The analysis conducted by David Lorenz, PhD, a research scientist at the Dana-Farber Cancer Institute in Boston, and colleagues adds to the already overwhelming data showing that smoking tobacco—a practice more prevalent among people with HIV—is associated with shorter life spans and worse HIV outcomes.
This analysis culled data from ongoing trials, including the Multicenter AIDS Cohort Study, the National NeuroAIDS Tissue Consortium and the HIV Neurobehavioral Research Center study. It included 245 people at least 40 years old who were followed between 2016 and 2018.
The participants were mostly male (78%) and white (54%), and the median age was 53. Three out of four were living with HIV, and most had an undetectable viral load (measured as below 200).
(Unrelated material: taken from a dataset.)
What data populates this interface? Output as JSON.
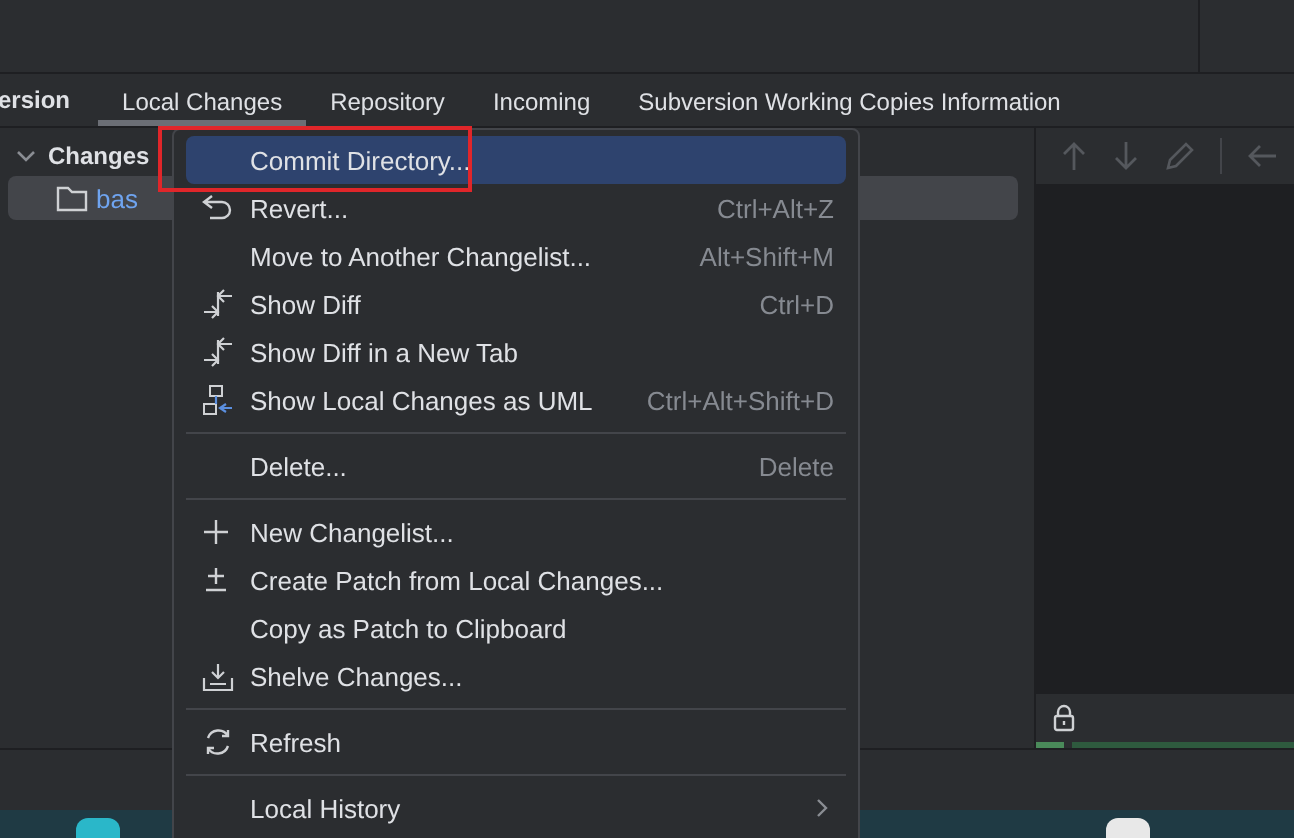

Overall, 62% of participants smoked marijuana, cigarettes or both. At the beginning of the analysis period, 18% only smoked marijuana, 20% smoked both marijuana and cigarettes and 24% reported only smoking cigarettes. Cigarette smokers, regardless of pot use, smoked a median of three quarters of a pack a day and had been smoking for a mean of 26 years. Pot smokers had been smoking for less time, a median of 15 years. And people who smoked both were more likely to be living with HIV and to be heavy drinkers and cocaine users as well.
The researchers used samples of blood and urine to determine which toxic chemicals circulated in the participants’ bodies and whether there was a difference in toxins based on what they smoked.
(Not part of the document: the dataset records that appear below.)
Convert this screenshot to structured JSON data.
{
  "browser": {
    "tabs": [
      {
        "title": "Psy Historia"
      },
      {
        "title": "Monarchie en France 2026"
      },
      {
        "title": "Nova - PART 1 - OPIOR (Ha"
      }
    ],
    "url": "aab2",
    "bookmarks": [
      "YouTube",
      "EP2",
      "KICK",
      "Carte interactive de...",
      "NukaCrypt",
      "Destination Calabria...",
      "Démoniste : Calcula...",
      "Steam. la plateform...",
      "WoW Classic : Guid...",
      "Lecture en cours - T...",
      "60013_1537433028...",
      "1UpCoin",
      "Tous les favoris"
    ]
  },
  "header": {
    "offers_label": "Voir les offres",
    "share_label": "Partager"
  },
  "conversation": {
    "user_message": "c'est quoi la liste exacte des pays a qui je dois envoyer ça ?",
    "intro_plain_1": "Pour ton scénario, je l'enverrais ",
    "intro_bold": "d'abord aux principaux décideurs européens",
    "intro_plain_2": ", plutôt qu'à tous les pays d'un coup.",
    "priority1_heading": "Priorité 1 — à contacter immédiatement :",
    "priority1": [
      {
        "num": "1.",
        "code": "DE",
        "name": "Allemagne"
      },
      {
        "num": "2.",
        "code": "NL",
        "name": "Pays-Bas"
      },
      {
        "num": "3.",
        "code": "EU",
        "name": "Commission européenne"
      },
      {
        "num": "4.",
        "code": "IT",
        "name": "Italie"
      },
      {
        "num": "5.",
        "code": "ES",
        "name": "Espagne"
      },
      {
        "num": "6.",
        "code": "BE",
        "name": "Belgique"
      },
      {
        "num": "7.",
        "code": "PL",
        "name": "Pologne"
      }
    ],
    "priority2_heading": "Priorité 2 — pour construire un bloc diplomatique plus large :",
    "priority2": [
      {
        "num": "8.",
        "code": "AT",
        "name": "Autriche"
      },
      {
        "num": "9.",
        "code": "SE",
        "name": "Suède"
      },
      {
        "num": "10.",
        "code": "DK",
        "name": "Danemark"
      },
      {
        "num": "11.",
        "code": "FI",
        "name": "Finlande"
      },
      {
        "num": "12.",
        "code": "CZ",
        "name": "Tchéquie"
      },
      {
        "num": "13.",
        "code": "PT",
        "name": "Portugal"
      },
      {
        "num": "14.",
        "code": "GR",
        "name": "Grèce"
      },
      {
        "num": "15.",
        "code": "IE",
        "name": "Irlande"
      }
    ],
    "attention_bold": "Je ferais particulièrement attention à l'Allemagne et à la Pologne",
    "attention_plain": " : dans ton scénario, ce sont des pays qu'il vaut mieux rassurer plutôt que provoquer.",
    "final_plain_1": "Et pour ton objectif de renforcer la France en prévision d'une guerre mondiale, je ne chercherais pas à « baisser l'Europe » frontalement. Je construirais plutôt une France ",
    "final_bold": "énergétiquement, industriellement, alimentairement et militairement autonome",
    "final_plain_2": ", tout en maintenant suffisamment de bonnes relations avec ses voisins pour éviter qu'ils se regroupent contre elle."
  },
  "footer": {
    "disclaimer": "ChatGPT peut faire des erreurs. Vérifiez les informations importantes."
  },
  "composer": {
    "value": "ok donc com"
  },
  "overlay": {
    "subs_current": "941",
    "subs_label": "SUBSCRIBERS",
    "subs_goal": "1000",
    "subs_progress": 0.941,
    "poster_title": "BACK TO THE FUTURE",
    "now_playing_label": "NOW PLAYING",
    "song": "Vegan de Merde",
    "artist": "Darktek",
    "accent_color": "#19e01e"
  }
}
It turned out there was. Aside from the expected markers of nicotine metabolites in cigarette smokers (with and without pot smoking) and THC metabolites in exclusive pot smokers, there were chemicals all smokers had in common. These included polycyclic aromatic hydrocarbons and volatile organic compounds, which are the result of inhaling any kind of smoke. But even then, those biomarkers were higher in cigarette smokers than pot smokers.
Where they differed was in levels of the acrolein metabolite 3-HPMA, a toxin that results from combustion. It’s also present in charred and fried foods, but its primary source is cigarette smoking. This analysis found that pot smokers were more like nonsmokers when it came to concentrations of 3-HPMA. But cigarette smokers had double the rate of the toxin in their blood and urine. Metabolites of other toxins like acrolein, acrylamide and acrylonitrile were also significantly higher in cigarette smokers than nonsmokers. And while pot smokers had detectable levels of those metabolites, they were lower.
However, marijuana smokers—especially those who appeared to smoke more pot, judging by the levels of THC in their blood and urine—did see a clustering of toxins, including o-cresol sulfate and 2-ethylphenylsulfate, in their body.
Whether the presence of these toxins means anything for health is another question, one the researchers addressed by looking at diagnoses of cardiovascular disease among people in the analysis. What they found was that tobacco-specific toxins—but not pot-specific ones—were associated with heart disease. Specifically, it’s the 3-HPMA biomarker. Even when researchers adjusted the analysis to remove the effect of hypertension, high cholesterol and diabetes, cigarette smokers were still three times more likely to be diagnosed with heart disease than nonsmokers.
And the finding was dose-dependent, meaning that the more someone smoked cigarettes, the more likely they were to be diagnosed with heart disease.
Researchers found a similar pattern with levels of non-THC-related toxins resulting from pot smoking. But when they adjusted the analysis for traditional heart disease factors, the association disappeared.